Александр Васильевич, хорошо зная государя, не мог не сознать справедливости слов брата, но, несмотря на это, ослепленный самоуверенностью и обольщенный надеждою все еще колебался.
— А как же жена здесь останется? — снова нашел отговорку Александр Васильевич. — С собою ее взять не могу и оставлять здесь на злобу врагов тоже нельзя…
— Э, брат, об жене не тревожься.
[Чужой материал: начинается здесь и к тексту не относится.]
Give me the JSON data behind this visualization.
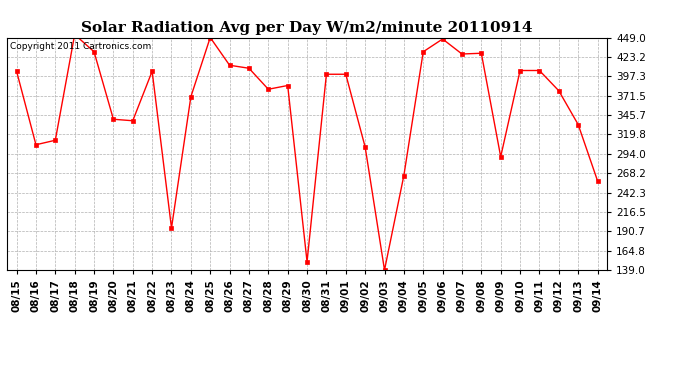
{
  "title": "Solar Radiation Avg per Day W/m2/minute 20110914",
  "copyright_text": "Copyright 2011 Cartronics.com",
  "dates": [
    "08/15",
    "08/16",
    "08/17",
    "08/18",
    "08/19",
    "08/20",
    "08/21",
    "08/22",
    "08/23",
    "08/24",
    "08/25",
    "08/26",
    "08/27",
    "08/28",
    "08/29",
    "08/30",
    "08/31",
    "09/01",
    "09/02",
    "09/03",
    "09/04",
    "09/05",
    "09/06",
    "09/07",
    "09/08",
    "09/09",
    "09/10",
    "09/11",
    "09/12",
    "09/13",
    "09/14"
  ],
  "values": [
    404,
    306,
    312,
    453,
    430,
    340,
    338,
    404,
    195,
    370,
    449,
    412,
    408,
    380,
    385,
    150,
    400,
    400,
    303,
    139,
    265,
    430,
    447,
    427,
    428,
    290,
    405,
    405,
    378,
    333,
    258
  ],
  "y_ticks": [
    139.0,
    164.8,
    190.7,
    216.5,
    242.3,
    268.2,
    294.0,
    319.8,
    345.7,
    371.5,
    397.3,
    423.2,
    449.0
  ],
  "ylim": [
    139.0,
    449.0
  ],
  "line_color": "#ff0000",
  "marker": "s",
  "marker_size": 2.5,
  "bg_color": "#ffffff",
  "grid_color": "#b0b0b0",
  "title_fontsize": 11,
  "tick_fontsize": 7.5,
  "copyright_fontsize": 6.5
}
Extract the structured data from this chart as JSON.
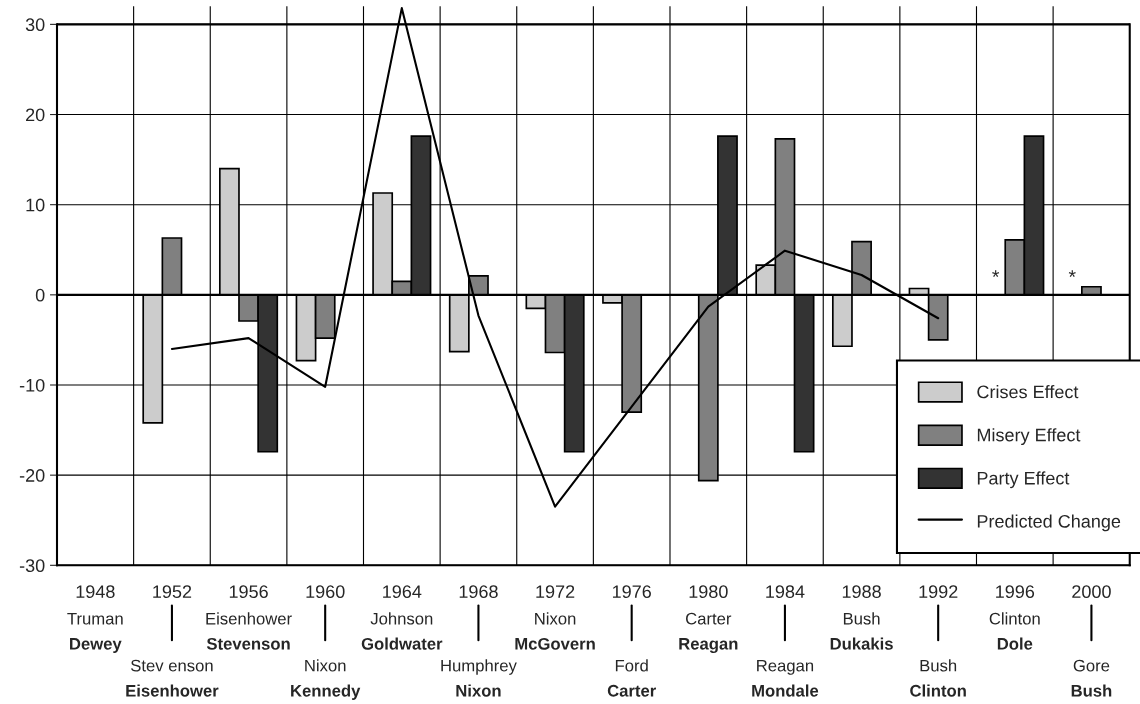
{
  "chart_data": {
    "type": "bar",
    "categories": [
      "1948",
      "1952",
      "1956",
      "1960",
      "1964",
      "1968",
      "1972",
      "1976",
      "1980",
      "1984",
      "1988",
      "1992",
      "1996",
      "2000"
    ],
    "series": [
      {
        "name": "Crises Effect",
        "color": "#cccccc",
        "values": [
          null,
          -14.2,
          14.0,
          -7.3,
          11.3,
          -6.3,
          -1.5,
          -0.9,
          null,
          3.3,
          -5.7,
          0.7,
          null,
          null
        ]
      },
      {
        "name": "Misery Effect",
        "color": "#808080",
        "values": [
          null,
          6.3,
          -2.9,
          -4.8,
          1.5,
          2.1,
          -6.4,
          -13.0,
          -20.6,
          17.3,
          5.9,
          -5.0,
          6.1,
          0.9
        ]
      },
      {
        "name": "Party Effect",
        "color": "#333333",
        "values": [
          null,
          null,
          -17.4,
          null,
          17.6,
          null,
          -17.4,
          null,
          17.6,
          -17.4,
          null,
          null,
          17.6,
          null
        ]
      },
      {
        "name": "Predicted Change",
        "type": "line",
        "color": "#000000",
        "values": [
          null,
          -6.0,
          -4.8,
          -10.2,
          31.8,
          -2.3,
          -23.5,
          null,
          -1.3,
          4.9,
          2.2,
          -2.6,
          null,
          null
        ]
      }
    ],
    "ylim": [
      -30,
      32
    ],
    "yticks": [
      -30,
      -20,
      -10,
      0,
      10,
      20,
      30
    ],
    "grid": true,
    "legend": "bottom right",
    "annotations": [
      "Truman",
      "Dewey",
      "Stev enson",
      "Eisenhower",
      "Eisenhower",
      "Stevenson",
      "Nixon",
      "Kennedy",
      "Johnson",
      "Goldwater",
      "Humphrey",
      "Nixon",
      "Nixon",
      "McGovern",
      "Ford",
      "Carter",
      "Carter",
      "Reagan",
      "Reagan",
      "Mondale",
      "Bush",
      "Dukakis",
      "Bush",
      "Clinton",
      "Clinton",
      "Dole",
      "Gore",
      "Bush",
      {
        "text": "*",
        "x": "1996",
        "y": 0
      },
      {
        "text": "*",
        "x": "2000",
        "y": 0
      }
    ]
  }
}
Всякая молодая и смазливая баба всегда выйдет из воды сухой, а твоя и подавно. Не беспокойся, с тоски по тебе не помрет, а полезной тебе, пожалуй, еще может быть… Да если бы и стосковалась, так разве нельзя после, когда все успокоится, уехать за границу лечиться.
Наконец, Александр Васильевич решился бежать. Наскоро простившись с братом, он быстро вышел из кабинета с твердым намерением дома собраться в ту же ночь и с рассветом, не простившись с женою, выехать — благо пас был в запасе; но на этот раз судьбе угодно было распорядиться иначе. Только что успел Александр Васильевич войти в прихожую, как две сильные руки схватили его за плечи, а другие, проворно стянув ему локти назад, начали вязать их веревками. От неожиданности Александр Васильевич не вскрикнул, не сопротивлялся и молча пошел за воинским сержантом, как видно ожидавшим в прихожей его выхода из кабинета брата. Только на улице, когда свежий мороз обвеял отуманенную голову, он спросил одного из провожавших, в котором узнал знакомое лицо курьера Сафонова, куда его ведут и по чьему приказу арестуют.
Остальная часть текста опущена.